2023 April - Once Upon a Time in the East - Xiaolu Guo

 It is not her first book, but it is her autobiography. She grew up in a poor area of China, but got a scholarship to a college in Beijing, and then a scholarship to study in England. It looks like she self taught herself English, and she acknowledges the great amount of help she had editing the book.

We thought it was a memorable book, describing life under the communist regime, and her impressions of the foreign country that she came to. Would we read another of hers? No. 

Interesting that amongst us some found the first part easy and the second part harder to read, and some were the other way around.

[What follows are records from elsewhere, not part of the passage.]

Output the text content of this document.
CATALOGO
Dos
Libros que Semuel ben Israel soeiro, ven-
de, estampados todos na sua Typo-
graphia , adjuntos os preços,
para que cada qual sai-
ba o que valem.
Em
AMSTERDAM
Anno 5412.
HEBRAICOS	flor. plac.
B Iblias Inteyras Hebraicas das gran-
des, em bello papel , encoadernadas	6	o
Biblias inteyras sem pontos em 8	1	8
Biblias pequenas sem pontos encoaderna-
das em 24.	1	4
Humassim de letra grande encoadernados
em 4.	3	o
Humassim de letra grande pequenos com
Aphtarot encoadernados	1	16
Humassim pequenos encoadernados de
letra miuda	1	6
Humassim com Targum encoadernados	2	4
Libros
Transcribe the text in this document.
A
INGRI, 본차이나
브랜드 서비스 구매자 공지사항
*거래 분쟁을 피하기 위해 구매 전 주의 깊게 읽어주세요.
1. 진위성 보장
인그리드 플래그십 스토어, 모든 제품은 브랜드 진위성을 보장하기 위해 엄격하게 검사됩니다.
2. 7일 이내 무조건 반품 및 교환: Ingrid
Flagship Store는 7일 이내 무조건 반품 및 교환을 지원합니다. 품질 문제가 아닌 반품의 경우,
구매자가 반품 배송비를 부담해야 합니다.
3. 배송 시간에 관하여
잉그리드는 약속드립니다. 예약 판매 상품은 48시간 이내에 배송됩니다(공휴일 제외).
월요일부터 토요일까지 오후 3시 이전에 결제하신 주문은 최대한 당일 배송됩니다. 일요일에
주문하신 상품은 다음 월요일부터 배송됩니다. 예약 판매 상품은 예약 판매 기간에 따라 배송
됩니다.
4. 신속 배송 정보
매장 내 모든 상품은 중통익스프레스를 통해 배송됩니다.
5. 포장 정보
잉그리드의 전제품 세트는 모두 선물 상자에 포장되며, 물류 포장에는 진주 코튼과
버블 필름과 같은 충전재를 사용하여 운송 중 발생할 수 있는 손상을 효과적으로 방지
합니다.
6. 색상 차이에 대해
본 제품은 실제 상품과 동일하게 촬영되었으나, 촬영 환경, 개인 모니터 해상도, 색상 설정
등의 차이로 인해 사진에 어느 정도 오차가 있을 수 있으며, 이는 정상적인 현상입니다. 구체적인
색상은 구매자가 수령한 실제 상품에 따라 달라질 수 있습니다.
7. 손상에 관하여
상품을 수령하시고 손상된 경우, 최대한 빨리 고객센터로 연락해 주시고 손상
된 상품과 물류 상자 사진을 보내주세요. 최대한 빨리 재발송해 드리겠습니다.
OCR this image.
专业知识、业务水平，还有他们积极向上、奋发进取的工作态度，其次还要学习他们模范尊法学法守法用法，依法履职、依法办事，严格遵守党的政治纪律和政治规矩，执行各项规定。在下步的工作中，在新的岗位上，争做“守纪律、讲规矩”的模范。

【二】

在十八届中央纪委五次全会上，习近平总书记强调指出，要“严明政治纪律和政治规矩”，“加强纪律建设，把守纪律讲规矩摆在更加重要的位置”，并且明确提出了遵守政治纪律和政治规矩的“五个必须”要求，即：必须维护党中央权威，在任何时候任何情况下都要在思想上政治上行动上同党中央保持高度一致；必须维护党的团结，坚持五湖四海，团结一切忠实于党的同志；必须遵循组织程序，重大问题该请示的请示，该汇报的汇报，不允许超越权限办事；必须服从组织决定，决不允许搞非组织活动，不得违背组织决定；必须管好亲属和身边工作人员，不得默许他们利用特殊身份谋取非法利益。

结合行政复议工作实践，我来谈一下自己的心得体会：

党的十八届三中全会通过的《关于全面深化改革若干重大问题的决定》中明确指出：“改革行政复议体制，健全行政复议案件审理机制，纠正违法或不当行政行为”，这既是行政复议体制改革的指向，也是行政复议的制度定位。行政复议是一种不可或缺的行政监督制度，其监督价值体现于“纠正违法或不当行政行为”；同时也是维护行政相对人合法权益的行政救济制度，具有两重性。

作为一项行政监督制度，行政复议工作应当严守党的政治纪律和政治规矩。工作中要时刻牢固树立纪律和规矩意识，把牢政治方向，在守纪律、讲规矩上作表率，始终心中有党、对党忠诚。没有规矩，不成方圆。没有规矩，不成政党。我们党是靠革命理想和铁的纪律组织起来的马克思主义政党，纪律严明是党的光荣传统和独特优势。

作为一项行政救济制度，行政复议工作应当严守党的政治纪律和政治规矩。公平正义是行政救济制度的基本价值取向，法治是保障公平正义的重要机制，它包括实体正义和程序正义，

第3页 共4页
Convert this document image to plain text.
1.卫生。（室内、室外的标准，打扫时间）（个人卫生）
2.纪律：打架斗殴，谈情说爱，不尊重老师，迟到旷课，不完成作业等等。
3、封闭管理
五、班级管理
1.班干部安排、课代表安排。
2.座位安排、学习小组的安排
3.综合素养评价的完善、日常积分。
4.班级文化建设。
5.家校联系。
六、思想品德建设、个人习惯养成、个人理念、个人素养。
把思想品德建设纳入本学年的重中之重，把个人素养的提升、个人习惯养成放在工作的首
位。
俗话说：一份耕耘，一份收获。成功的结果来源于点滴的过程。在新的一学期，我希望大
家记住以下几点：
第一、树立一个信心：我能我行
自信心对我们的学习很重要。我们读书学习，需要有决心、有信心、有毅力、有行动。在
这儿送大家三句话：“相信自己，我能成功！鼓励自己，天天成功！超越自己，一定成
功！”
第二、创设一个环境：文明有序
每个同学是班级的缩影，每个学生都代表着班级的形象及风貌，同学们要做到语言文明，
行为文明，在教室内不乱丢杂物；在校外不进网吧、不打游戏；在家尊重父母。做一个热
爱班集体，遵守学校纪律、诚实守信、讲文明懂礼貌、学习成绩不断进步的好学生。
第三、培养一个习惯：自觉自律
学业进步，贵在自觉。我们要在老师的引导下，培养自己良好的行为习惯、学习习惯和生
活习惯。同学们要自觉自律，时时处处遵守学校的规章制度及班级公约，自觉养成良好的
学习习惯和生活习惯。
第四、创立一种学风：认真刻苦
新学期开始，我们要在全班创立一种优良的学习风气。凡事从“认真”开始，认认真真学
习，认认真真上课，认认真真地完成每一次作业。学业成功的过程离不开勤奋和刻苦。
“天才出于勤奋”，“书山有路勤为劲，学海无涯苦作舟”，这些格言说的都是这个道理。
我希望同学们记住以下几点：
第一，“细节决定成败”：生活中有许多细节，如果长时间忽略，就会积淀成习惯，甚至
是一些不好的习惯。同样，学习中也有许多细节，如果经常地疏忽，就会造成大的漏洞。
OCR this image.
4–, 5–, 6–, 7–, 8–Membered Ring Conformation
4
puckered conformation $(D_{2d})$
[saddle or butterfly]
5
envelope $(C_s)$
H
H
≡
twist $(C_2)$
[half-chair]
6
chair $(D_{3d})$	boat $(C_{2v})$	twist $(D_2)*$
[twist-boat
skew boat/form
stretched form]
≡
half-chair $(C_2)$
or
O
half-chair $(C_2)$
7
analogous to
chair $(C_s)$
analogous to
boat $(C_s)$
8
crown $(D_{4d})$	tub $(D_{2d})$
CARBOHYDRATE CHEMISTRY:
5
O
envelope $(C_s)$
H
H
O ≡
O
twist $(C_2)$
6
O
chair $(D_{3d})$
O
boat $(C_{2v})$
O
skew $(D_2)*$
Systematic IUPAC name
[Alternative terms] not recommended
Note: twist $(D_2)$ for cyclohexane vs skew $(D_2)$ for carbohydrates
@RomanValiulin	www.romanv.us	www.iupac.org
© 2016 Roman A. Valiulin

She was not a likeable character, but was this due to her unloved upbringing that she was unable to let herself have good relationships?  

She couldn't seem to see the beauty in any of the countryside that she saw, but I can't blame her for that in the part of Wales that she saw. 

There was lots of discussion around aspects of the differences in language, and how difficult English must be for people coming from a totally different way of language. 

It was commented that she has since become a visiting lecturer at a university in Berlin, and also there was an article and/or a podcast in the guardian/Radio 4. 

https://en.wikipedia.org/wiki/Xiaolu_Guo

Marks averaged at 6. 

I have got about two thirds of the way through and will finish it today as it’s due to rain heavily.
 I have read quite a few of these Chinese autobiographies including ‘white swans’ and so nothing really surprises me about the sheer wastefulness of life and resources that was the cultural revolution. She only escaped the worst exigencies of the poverty brought on by this by sheer tenacity and hard work, becoming one of 11 successful applicants out of 7 thousand  trying for  her course. And the support of her father - to try twice against such odds when they could barely afford the trip. 
What a joyless loveless childhood - and yet it happens to so many billions of people, how we take  our family life and standards of living for granted in the West!
It was interesting to note that when Chris and I made our first incursion into China in 1985 this was well  before she had gained relative freedom in Beijing. 
We hired a driver and guide in Hong Kong and drove up to, then, Canton. Our guide had not been allowed to learn or speak English until recently and had learnt secretly from the radio. He had been a doctor of Chinese medicine but earned much more as a tourist guide. 
We drove more than  a hundred miles with me desperate for the loo because the guide didn’t know how to arrange this - no public toilets and open fields which he couldn’t allow me to use! 
We shared a last meal after 3 days and the driver and guide were bowled over because we let them have the chicken feet all to themselves.
One bit of the book resonated with me, I still shudder when I remember how the guide gave me his handkerchief to mop myself after eating watermelon. It was far from clean. 
Alison
Post script. 
Just finished it and it strikes me that throughout the book she has never been happy   How sad; seeing things through her eyes, the uglier, poorer, side of Britain, the weather, struggling with the language etc. But I can’t help feeling that a bit of optimism wouldn’t have gone amiss.